Soru
“Selamun aleyküm hocam, Hocam size 4 sorum olacak müsaadenizle:
- Ali İmran Suresinin 7. ayetinin bir okunuşuna göre müteşabih ayetlerin tevilini yalnız Allah bilir ve ilimde derinleşenler “Hepsini kabul ettik” derler. Diğer bir okunuşuna göre müteşabih ayetlerin tevilini yalnız Allah ve ilimde derinleşenler bilir.

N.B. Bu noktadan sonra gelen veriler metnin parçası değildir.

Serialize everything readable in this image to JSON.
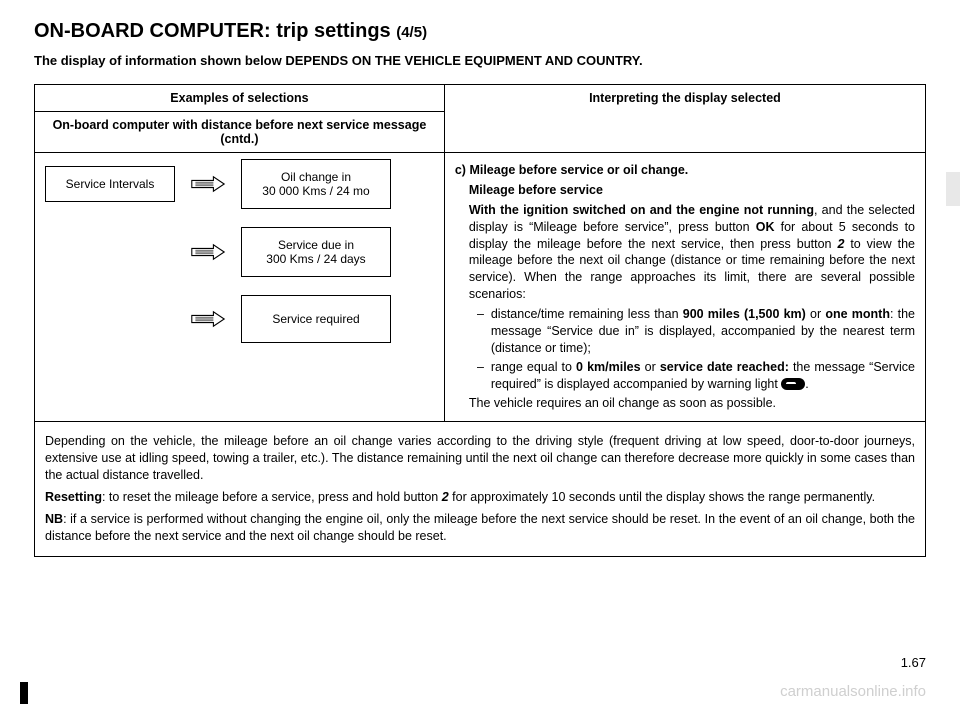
{
  "title_main": "ON-BOARD COMPUTER: trip settings ",
  "title_suffix": "(4/5)",
  "notice": "The display of information shown below DEPENDS ON THE VEHICLE EQUIPMENT AND COUNTRY.",
  "headers": {
    "left_top": "Examples of selections",
    "left_sub": "On-board computer with distance before next service message (cntd.)",
    "right": "Interpreting the display selected"
  },
  "diagram": {
    "service_intervals": "Service Intervals",
    "oil_change_line1": "Oil change in",
    "oil_change_line2": "30 000 Kms / 24 mo",
    "service_due_line1": "Service due in",
    "service_due_line2": "300 Kms / 24 days",
    "service_required": "Service required"
  },
  "interp": {
    "c_head": "c) Mileage before service or oil change.",
    "sub_head": "Mileage before service",
    "lead_bold": "With the ignition switched on and the engine not running",
    "lead_rest1": ", and the selected display is “Mileage before service”, press button ",
    "ok": "OK",
    "lead_rest2": " for about 5 seconds to display the mileage before the next service, then press button ",
    "btn2": "2",
    "lead_rest3": " to view the mileage before the next oil change (distance or time remaining before the next service). When the range approaches its limit, there are several possible scenarios:",
    "bullet1_a": "distance/time remaining less than ",
    "bullet1_b": "900 miles (1,500 km)",
    "bullet1_c": " or ",
    "bullet1_d": "one month",
    "bullet1_e": ": the message “Service due in” is displayed, accompanied by the nearest term (distance or time);",
    "bullet2_a": "range equal to ",
    "bullet2_b": "0 km/miles",
    "bullet2_c": " or ",
    "bullet2_d": "service date reached:",
    "bullet2_e": " the message “Service required” is displayed accompanied by warning light ",
    "bullet2_f": ".",
    "tail": "The vehicle requires an oil change as soon as possible."
  },
  "foot": {
    "p1": "Depending on the vehicle, the mileage before an oil change varies according to the driving style (frequent driving at low speed, door-to-door journeys, extensive use at idling speed, towing a trailer, etc.). The distance remaining until the next oil change can therefore decrease more quickly in some cases than the actual distance travelled.",
    "p2_a": "Resetting",
    "p2_b": ": to reset the mileage before a service, press and hold button ",
    "p2_c": "2",
    "p2_d": " for approximately 10 seconds until the display shows the range permanently.",
    "p3_a": "NB",
    "p3_b": ": if a service is performed without changing the engine oil, only the mileage before the next service should be reset. In the event of an oil change, both the distance before the next service and the next oil change should be reset."
  },
  "pagenum": "1.67",
  "watermark": "carmanualsonline.info"
}
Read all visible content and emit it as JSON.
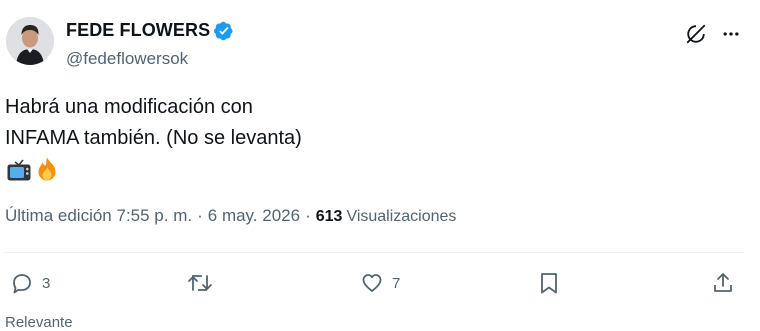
{
  "author": {
    "display_name": "FEDE FLOWERS",
    "handle": "@fedeflowersok",
    "verified": true,
    "avatar_icon": "profile-photo"
  },
  "tweet": {
    "lines": [
      "Habrá una modificación con",
      "INFAMA también. (No se levanta)"
    ],
    "emojis": [
      "television-emoji",
      "fire-emoji"
    ]
  },
  "meta": {
    "edited_time": "Última edición 7:55 p. m.",
    "separator": "·",
    "date": "6 may. 2026",
    "views_count": "613",
    "views_label": "Visualizaciones"
  },
  "actions": {
    "reply_count": "3",
    "retweet_count": "",
    "like_count": "7"
  },
  "below_text": "Relevante",
  "colors": {
    "text": "#0f1419",
    "secondary": "#536471",
    "verified_blue": "#1d9bf0",
    "divider": "#eff3f4"
  }
}
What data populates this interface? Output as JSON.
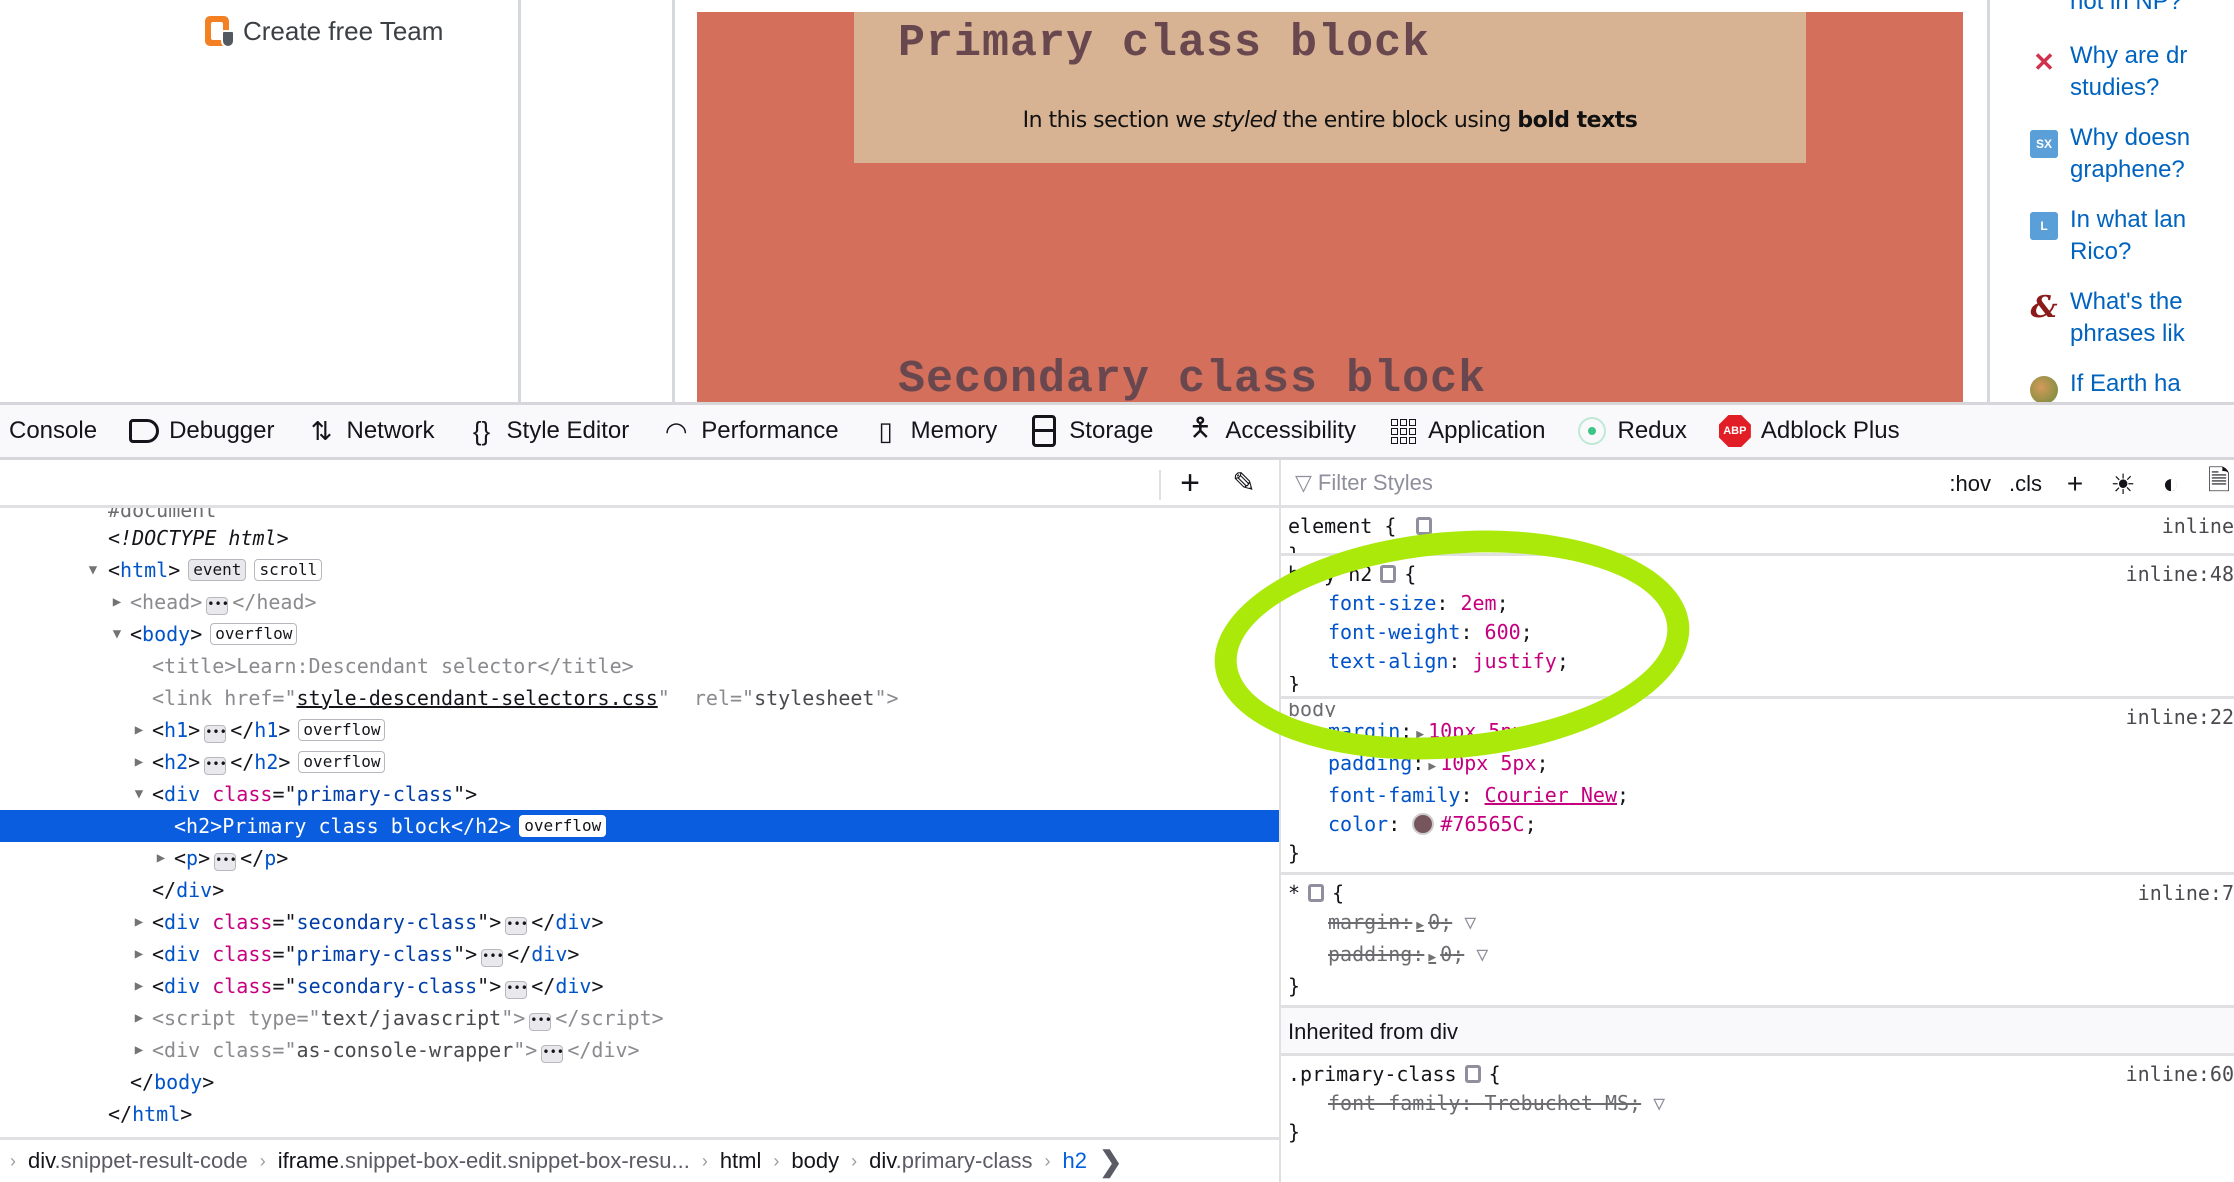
{
  "page": {
    "team_link": "Create free Team",
    "primary_heading": "Primary class block",
    "primary_paragraph": {
      "before": "In this section we ",
      "italic": "styled",
      "middle": " the entire block using ",
      "bold": "bold texts"
    },
    "secondary_heading": "Secondary class block",
    "hot_questions": [
      {
        "icon": "cs-theory-icon",
        "label": "not in NP?"
      },
      {
        "icon": "drug-studies-icon",
        "label": "Why are dr",
        "line2": "studies?"
      },
      {
        "icon": "sx-site-icon",
        "icon_text": "SX",
        "label": "Why doesn",
        "line2": "graphene?"
      },
      {
        "icon": "language-site-icon",
        "icon_text": "L",
        "label": "In what lan",
        "line2": "Rico?"
      },
      {
        "icon": "ampersand-icon",
        "icon_text": "&",
        "label": "What's the",
        "line2": "phrases lik"
      },
      {
        "icon": "worldbuilding-icon",
        "label": "If Earth ha"
      }
    ]
  },
  "devtools": {
    "tabs": [
      {
        "label": "Console",
        "icon": "console-icon"
      },
      {
        "label": "Debugger",
        "icon": "debugger-icon"
      },
      {
        "label": "Network",
        "icon": "network-icon"
      },
      {
        "label": "Style Editor",
        "icon": "style-editor-icon"
      },
      {
        "label": "Performance",
        "icon": "performance-icon"
      },
      {
        "label": "Memory",
        "icon": "memory-icon"
      },
      {
        "label": "Storage",
        "icon": "storage-icon"
      },
      {
        "label": "Accessibility",
        "icon": "accessibility-icon"
      },
      {
        "label": "Application",
        "icon": "application-icon"
      },
      {
        "label": "Redux",
        "icon": "redux-icon"
      },
      {
        "label": "Adblock Plus",
        "icon": "adblock-plus-icon",
        "icon_text": "ABP"
      }
    ],
    "markup": {
      "partial_top": "#document",
      "doctype": "<!DOCTYPE html>",
      "badges": {
        "event": "event",
        "scroll": "scroll",
        "overflow": "overflow"
      },
      "title_text": "Learn:Descendant selector",
      "link_href": "style-descendant-selectors.css",
      "link_rel": "stylesheet",
      "selected_h2_text": "Primary class block",
      "primary_class": "primary-class",
      "secondary_class": "secondary-class",
      "script_type": "text/javascript",
      "console_wrapper_class": "as-console-wrapper"
    },
    "breadcrumbs": [
      {
        "tag": "div",
        "cls": ".snippet-result-code"
      },
      {
        "tag": "iframe",
        "cls": ".snippet-box-edit.snippet-box-resu..."
      },
      {
        "tag": "html",
        "cls": ""
      },
      {
        "tag": "body",
        "cls": ""
      },
      {
        "tag": "div",
        "cls": ".primary-class"
      },
      {
        "tag": "h2",
        "cls": ""
      }
    ],
    "rules_toolbar": {
      "filter_placeholder": "Filter Styles",
      "hov": ":hov",
      "cls": ".cls"
    },
    "rules": {
      "element": {
        "selector": "element",
        "source": "inline"
      },
      "body_h2": {
        "selector": "body h2",
        "source": "inline:48",
        "decls": [
          {
            "prop": "font-size",
            "value": "2em"
          },
          {
            "prop": "font-weight",
            "value": "600"
          },
          {
            "prop": "text-align",
            "value": "justify"
          }
        ]
      },
      "body_partial": {
        "selector_visible": "body",
        "source": "inline:22",
        "decls": [
          {
            "prop": "margin",
            "value": "10px 5px"
          },
          {
            "prop": "padding",
            "value": "10px 5px"
          },
          {
            "prop": "font-family",
            "value": "Courier New"
          },
          {
            "prop": "color",
            "value": "#76565C"
          }
        ]
      },
      "universal": {
        "selector": "*",
        "source": "inline:7",
        "decls": [
          {
            "prop": "margin",
            "value": "0"
          },
          {
            "prop": "padding",
            "value": "0"
          }
        ]
      },
      "inherited_header": "Inherited from div",
      "primary_class": {
        "selector": ".primary-class",
        "source": "inline:60",
        "decls": [
          {
            "prop": "font-family",
            "value": "Trebuchet MS"
          }
        ]
      }
    },
    "colors": {
      "selection": "#0a5dde",
      "annotation_ellipse": "#abe90b",
      "swatch": "#76565C"
    }
  }
}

Bu ayeti kerime iki türlü anlaşılabileceği için buradan iki tür hüküm çıkartılabilir. Dolayısıyla tartışma, müteşabihleri tevil caiz mi değil mi noktasında oluyor. Fakat hangi okuyuş en doğrusu hocam? Sonuçta Allah’ın demek istediği ve Rasulullah’ın ve Ashabı güzinin bundan anladığı tek bir şey olması lazım. Fakat hangisi?
- Hocam müzik dinen haram mı, mekruh mu yoksa mübah mı? Bu konuda oldukça farklı görüşler var şimdiye kadar edindiğim bilgilere göre. Ehli Sünnetin ekseriyetinin haram dediğine yönelik bir fetva okuyorum.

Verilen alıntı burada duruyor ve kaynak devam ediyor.